Returns a list of ColumnInfo objects for our research database.

column_present(column_id: crate_anon.common.sql.ColumnId) bool[source]

Is the named column present in this database?

Parameters

column_id – a crate_anon.common.sql.ColumnId

property eligible_for_query_builder: bool

Is this database eligible to participate in the CRATE assisted query builder?

This is True if it’s the first database, or if it can link directly to the first database (shares a common RID), or if it and the first database share a common MRID.

get_default_date_field(table_id: crate_anon.common.sql.TableId) Optional[crate_anon.common.sql.ColumnId][source]

Gets the default date column for the specified table, or None if none exists.

Parameters

table_id – a crate_anon.common.sql.TableId

Returns

a crate_anon.common.sql.ColumnId, or None

get_schema_infodictlist(connection: django.db.backends.base.base.BaseDatabaseWrapper, vendor: str, debug: bool = False) List[Dict[str, Any]][source]

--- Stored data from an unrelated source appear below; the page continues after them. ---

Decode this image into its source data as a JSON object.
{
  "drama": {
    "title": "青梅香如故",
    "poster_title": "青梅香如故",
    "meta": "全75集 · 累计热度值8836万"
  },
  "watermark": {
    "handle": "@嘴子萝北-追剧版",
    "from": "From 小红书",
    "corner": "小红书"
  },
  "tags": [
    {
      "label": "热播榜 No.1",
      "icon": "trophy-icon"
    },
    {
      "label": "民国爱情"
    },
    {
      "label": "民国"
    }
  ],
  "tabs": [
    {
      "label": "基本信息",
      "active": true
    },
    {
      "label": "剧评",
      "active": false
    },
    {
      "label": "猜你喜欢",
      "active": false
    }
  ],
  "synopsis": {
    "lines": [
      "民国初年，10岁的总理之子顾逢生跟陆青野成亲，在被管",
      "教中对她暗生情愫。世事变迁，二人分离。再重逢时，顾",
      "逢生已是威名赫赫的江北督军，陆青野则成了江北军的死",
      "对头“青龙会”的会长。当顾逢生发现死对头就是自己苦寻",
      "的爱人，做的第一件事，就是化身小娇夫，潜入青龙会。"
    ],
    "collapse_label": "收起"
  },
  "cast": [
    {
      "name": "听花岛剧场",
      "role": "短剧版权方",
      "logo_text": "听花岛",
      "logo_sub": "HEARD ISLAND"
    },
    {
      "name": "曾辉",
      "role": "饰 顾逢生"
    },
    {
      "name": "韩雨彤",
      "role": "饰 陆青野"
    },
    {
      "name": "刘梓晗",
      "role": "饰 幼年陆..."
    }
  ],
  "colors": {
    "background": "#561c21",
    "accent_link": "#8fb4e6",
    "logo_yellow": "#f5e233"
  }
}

Fetch structure information for a specific database, by asking the database.

Parameters
Returns

A list of dictionaries, each mapping column names to values. The dictionaries are suitable for use as **kwargs to ColumnInfo.

property has_mrid: bool

Does this database have a defined master research ID (MRID), i.e. a table with one row per patient and one column that is the MRID?

property schema_identifier: str

Returns the SQL schema identifier.

property schema_infodictlist: List[Dict[str, Any]]

Discovers the schema. Returns the results of get_schema_infodictlist() for our connection and vendor. Implements caching.

property talks_to_world: bool

Does this database “talk to the world”, i.e. have an MRID?